Il Gazzettino
- Front page, 31 May 2009
- Type: Daily newspaper
- Format: broadsheet
- Owner(s): Società Editrice Padana (67.21% – Caltagirone Editore)
- Founded: March 1887
- Language: Italian
- Headquarters: Venice, Italy
- Circulation: 86,996 (2008)
- Website: Il Gazzettino

= Il Gazzettino =

Italian daily local newspaper

Il Gazzettino (lit. 'The Little Gazette') is an Italian daily local newspaper, based in Mestre, Italy a borough of Venice.
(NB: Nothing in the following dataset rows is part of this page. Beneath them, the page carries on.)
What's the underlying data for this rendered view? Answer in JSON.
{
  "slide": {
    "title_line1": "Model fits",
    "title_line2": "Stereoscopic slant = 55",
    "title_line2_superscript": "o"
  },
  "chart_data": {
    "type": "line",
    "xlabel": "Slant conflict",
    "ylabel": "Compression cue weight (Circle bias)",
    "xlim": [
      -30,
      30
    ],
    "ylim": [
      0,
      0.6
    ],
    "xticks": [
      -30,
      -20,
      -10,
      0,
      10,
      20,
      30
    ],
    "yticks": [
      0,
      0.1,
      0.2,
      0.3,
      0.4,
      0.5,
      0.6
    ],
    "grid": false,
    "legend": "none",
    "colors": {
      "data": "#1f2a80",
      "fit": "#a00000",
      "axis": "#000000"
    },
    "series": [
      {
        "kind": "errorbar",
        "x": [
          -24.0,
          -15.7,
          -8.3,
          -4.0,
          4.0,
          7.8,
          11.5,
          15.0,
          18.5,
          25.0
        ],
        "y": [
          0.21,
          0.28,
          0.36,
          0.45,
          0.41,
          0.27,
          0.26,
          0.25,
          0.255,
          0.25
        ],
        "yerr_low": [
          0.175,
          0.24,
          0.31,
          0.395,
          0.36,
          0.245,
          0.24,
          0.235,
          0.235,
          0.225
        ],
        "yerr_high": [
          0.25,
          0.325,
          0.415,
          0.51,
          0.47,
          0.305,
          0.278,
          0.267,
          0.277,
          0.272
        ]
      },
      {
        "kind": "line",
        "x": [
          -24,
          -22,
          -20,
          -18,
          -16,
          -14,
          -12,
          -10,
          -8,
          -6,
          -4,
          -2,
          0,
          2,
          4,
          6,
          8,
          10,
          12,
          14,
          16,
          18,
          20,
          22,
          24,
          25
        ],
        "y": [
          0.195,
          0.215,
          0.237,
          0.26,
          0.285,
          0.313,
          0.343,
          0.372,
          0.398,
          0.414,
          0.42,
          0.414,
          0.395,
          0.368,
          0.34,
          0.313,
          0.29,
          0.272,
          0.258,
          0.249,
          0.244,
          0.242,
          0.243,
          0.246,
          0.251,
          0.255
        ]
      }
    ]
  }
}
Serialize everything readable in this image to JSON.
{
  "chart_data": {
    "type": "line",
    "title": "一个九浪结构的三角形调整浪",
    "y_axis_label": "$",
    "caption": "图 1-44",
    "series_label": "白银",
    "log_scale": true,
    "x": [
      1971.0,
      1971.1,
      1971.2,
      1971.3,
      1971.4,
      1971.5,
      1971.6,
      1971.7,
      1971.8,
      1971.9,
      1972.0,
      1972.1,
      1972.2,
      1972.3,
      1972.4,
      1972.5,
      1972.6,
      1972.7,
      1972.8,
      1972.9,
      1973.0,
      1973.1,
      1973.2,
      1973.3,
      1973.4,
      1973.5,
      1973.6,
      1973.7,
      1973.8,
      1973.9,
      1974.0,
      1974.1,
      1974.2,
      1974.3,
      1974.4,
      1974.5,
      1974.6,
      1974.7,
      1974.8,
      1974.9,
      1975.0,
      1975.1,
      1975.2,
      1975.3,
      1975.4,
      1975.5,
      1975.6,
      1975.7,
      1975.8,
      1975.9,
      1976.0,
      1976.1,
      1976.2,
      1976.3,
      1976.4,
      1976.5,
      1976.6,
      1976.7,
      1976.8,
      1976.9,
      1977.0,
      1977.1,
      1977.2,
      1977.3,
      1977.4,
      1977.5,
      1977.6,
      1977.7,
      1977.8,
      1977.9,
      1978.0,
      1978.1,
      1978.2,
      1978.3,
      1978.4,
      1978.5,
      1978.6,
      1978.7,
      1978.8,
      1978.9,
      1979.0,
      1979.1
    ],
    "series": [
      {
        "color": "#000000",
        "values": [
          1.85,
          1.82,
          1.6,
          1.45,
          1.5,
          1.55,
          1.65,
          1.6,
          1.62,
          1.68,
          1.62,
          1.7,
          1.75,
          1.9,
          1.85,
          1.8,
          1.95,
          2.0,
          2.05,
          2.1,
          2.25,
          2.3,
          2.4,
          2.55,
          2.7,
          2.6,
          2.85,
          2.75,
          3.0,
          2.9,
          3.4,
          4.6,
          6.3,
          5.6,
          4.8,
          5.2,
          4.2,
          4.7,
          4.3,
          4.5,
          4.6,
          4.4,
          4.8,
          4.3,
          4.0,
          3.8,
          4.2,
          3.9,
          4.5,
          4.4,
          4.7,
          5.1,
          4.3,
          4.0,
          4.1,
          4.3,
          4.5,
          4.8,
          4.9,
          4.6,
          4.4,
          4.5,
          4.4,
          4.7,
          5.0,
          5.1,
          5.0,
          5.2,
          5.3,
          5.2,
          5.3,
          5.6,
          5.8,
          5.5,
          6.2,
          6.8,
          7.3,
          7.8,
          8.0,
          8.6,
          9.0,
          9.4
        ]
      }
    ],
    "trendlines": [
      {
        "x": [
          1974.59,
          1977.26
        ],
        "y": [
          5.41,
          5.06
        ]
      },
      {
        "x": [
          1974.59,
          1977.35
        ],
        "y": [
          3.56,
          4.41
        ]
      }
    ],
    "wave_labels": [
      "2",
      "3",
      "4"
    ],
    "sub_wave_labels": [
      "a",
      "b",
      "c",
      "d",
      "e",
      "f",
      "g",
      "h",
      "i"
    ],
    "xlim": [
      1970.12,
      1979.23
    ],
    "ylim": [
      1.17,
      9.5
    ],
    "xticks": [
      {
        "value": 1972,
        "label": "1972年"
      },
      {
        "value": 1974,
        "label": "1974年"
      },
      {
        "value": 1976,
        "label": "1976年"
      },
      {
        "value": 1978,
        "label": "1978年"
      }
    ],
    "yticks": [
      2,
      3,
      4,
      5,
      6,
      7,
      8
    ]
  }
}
It is the main newspaper in the Northeast Italy and is one of the oldest newspapers in Italy.

==Profile==
Il Gazzettino has the following eight local editions:
1. Venice
2. Treviso
3. Padua
4. Belluno
5. Rovigo
6. Vicenza-Bassano
7. Friuli (Udine)
8. Pordenone

In 2006 the Rome-based publishing company Caltagirone Editore acquired the majority stake of Il Gazzettinos publishing company, Società Editrice Padana (which also owns TeleFriuli).

The circulation of Il Gazzettino was 136,092 copies in 1997. It was 109,594 copies in 2004. The paper had a circulation of 86,996 copies in 2008.